Woodbury Common Premium Outlets
As you can see from the road, Woodbury Common is a mega-center of factory outlets. At last count there were over 200 stores contained in the complex. It’s designed as a walking friendly colonial village with wide paved boulevards for the shoppers. If you've never been, it's definitely worth taking a day and doing some serious shopping. You might be interested to know that Woodbury Common is one of the most visited “tourist” sites in New York.
Lunch Alternatives
Depending on how much time you spent at Dia:Beacon, if you are driving past Cold Spring around lunch time we would suggest you take the time to stop there. Main Street has many wonderful small eateries as well as grand gourmet restaurants. But whatever you do, don’t get trapped into the spell of Cold Spring!
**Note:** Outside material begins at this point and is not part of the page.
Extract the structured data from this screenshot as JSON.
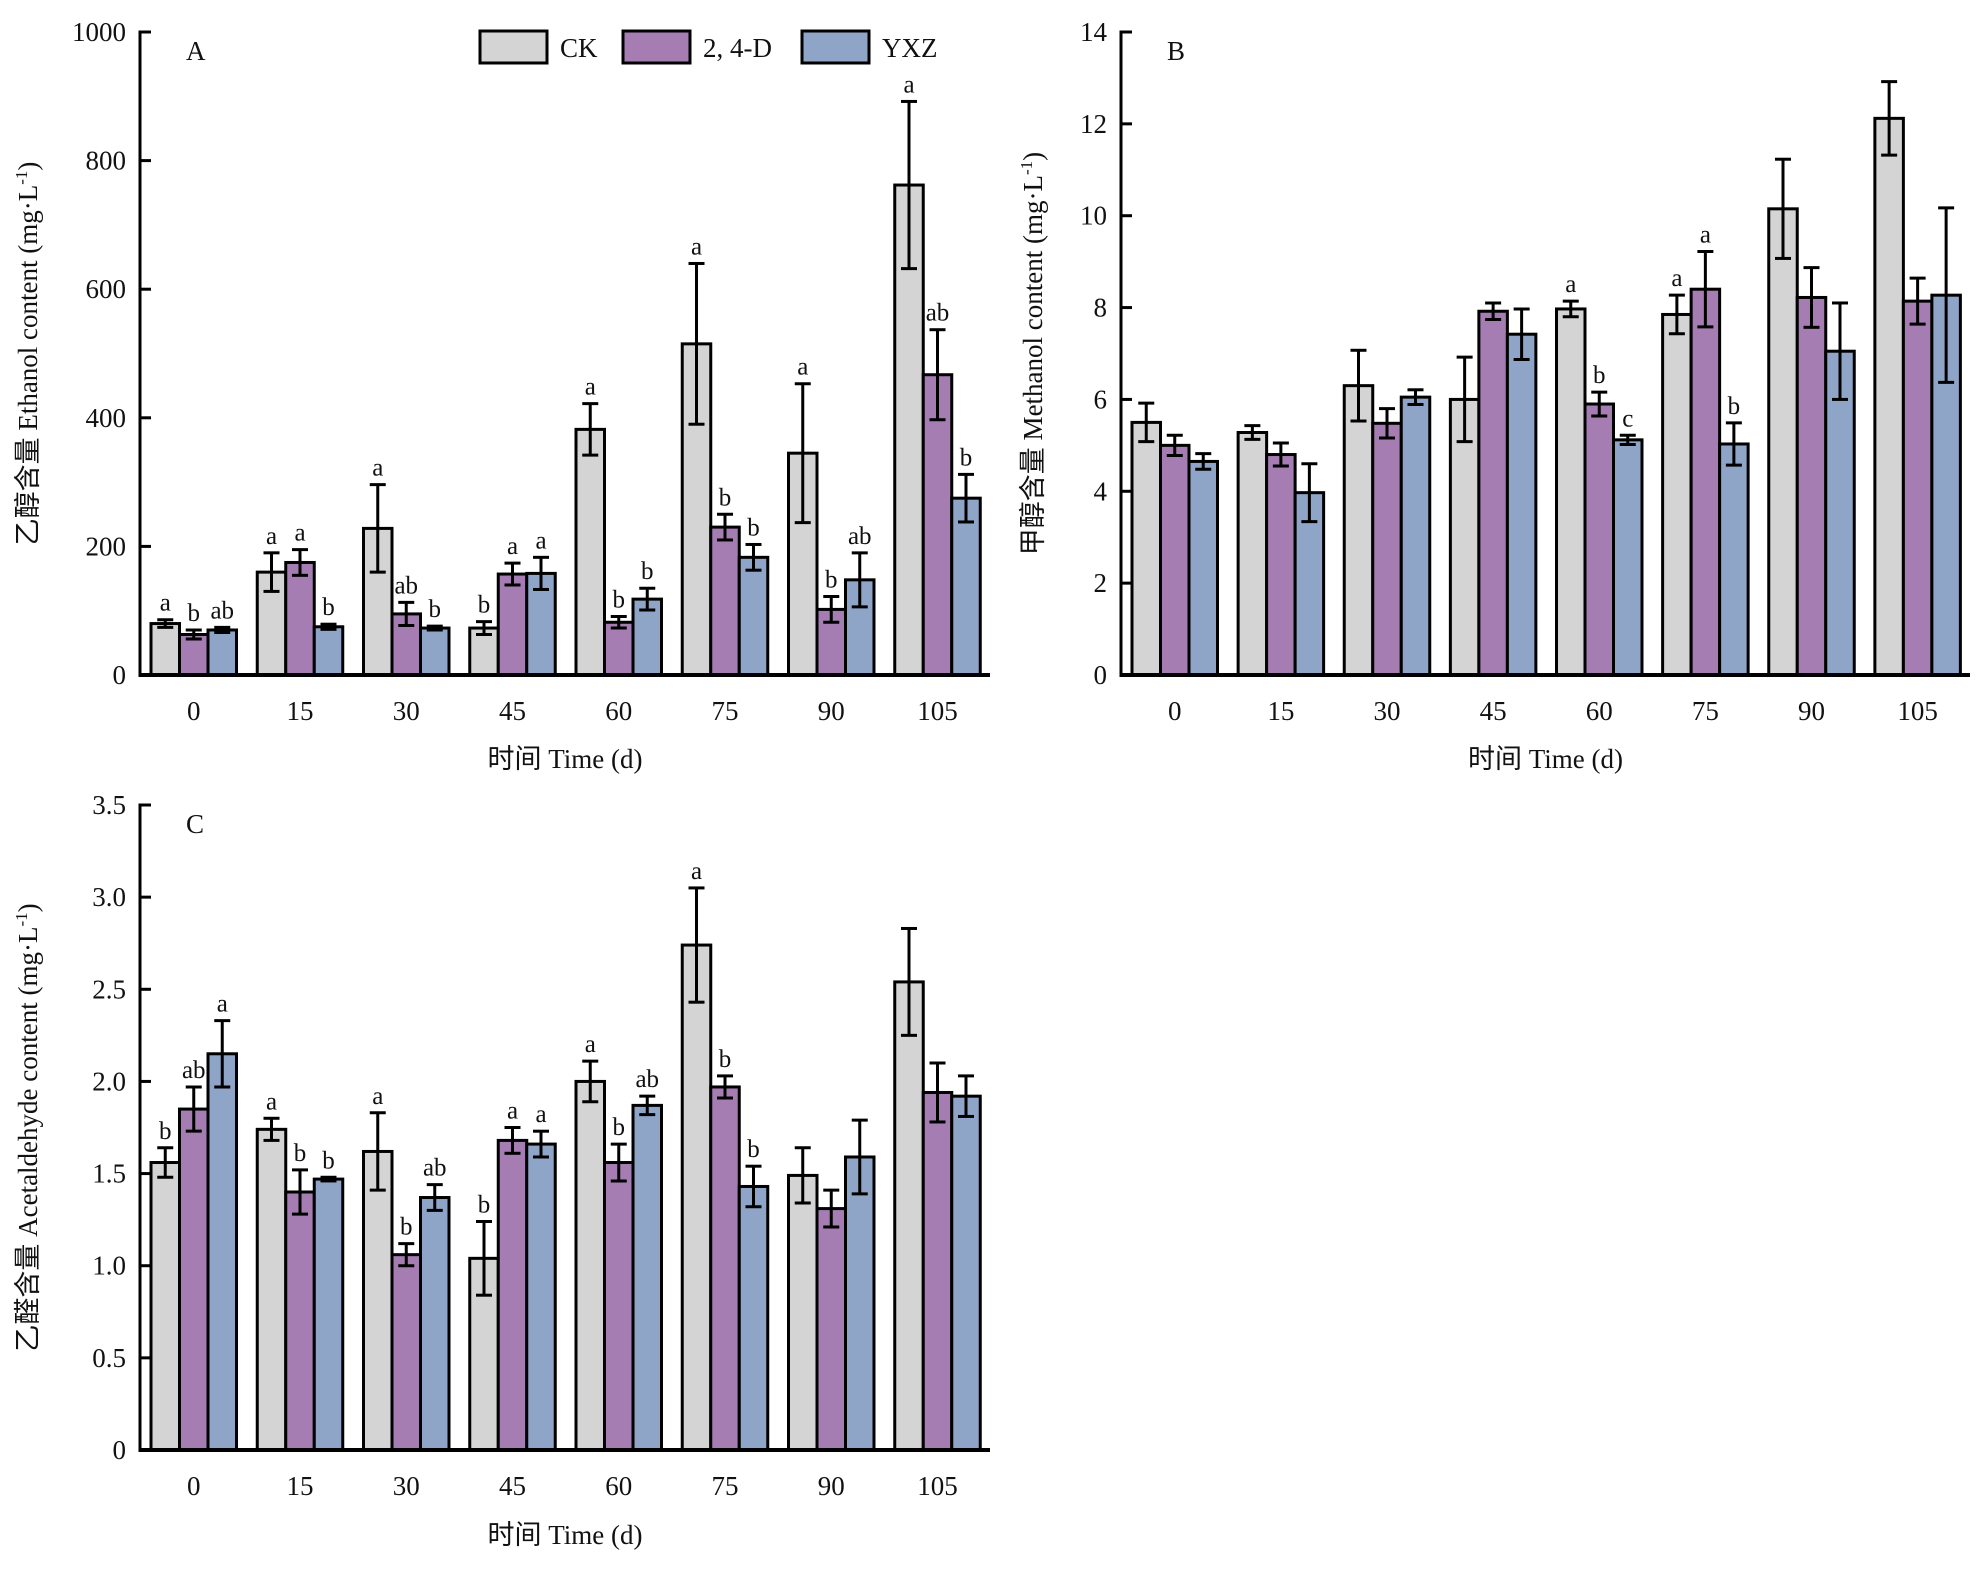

You’ve got a lot of ground yet to travel!

Or consider picking up something to “go” from one of the small eateries, pizza shops or delis in Cold Spring and taking it with you to your next stop at Fort Montgomery. It’s a short drive from Cold Spring to your next stop, and a picnic overlooking the mighty Hudson as it careens through the Highlands is a real treat!

Dinner Alternatives
Seriously consider a picnic at Storm King for your early evening meal. If you’ve scheduled your visit on one of the Saturdays that Storm King is open until dusk, you will have a wonderful experience picnicking amongst the monumental sculptures. Your alternatives for picking up some cold picnic fare are:

Cornwall-on-Hudson - When you are exiting Route 9W for Quaker Road, turn right instead of left and go into Cornwall. There is a charming little village center with a supermarket and a couple of small shops. Or return to Cornwall-on-Hudson after visiting Storm King and enjoy a leisurely dinner at one of the many excellent restaurants on and around the Village Center.
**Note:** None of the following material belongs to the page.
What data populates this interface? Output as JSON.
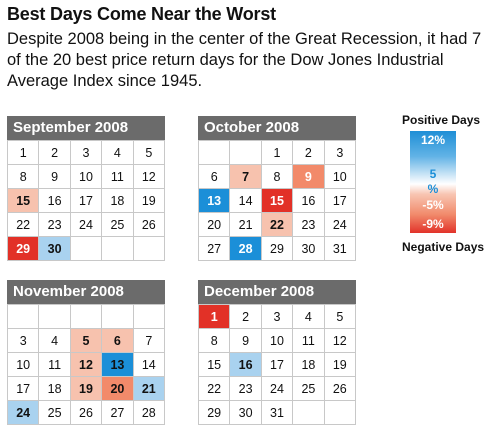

Vails Gate - Instead of turning left on Route 32 onto Orrs Mills Road for Storm King, continue north on Route 9W and within a mile you will arrive in Vails Gate. There are several excellent grocery supermarkets where you can pick up prepared foods and beverages. There are also a dizzying number of fast food outlets ranging from burgers to tacos to donuts. Take your pick, spread out a blanked on the lawn at Storm King and enjoy a al fresco repast. Just retrace your route and turn “right” onto Orrs Mills Road. Or, after visiting Storm King, you can go into Vails Gate for a quick bite.

An alternative is to follow our driving instructions and head south on Route 32 to Woodbury Common Premium Outlets. Between Woodbury Common and the shopping center just beyond you have a choice of Applebee’s, Uno’s Pizza and Fridays. Follow the signs to Wal-Mart and you’ll find a Chili’s.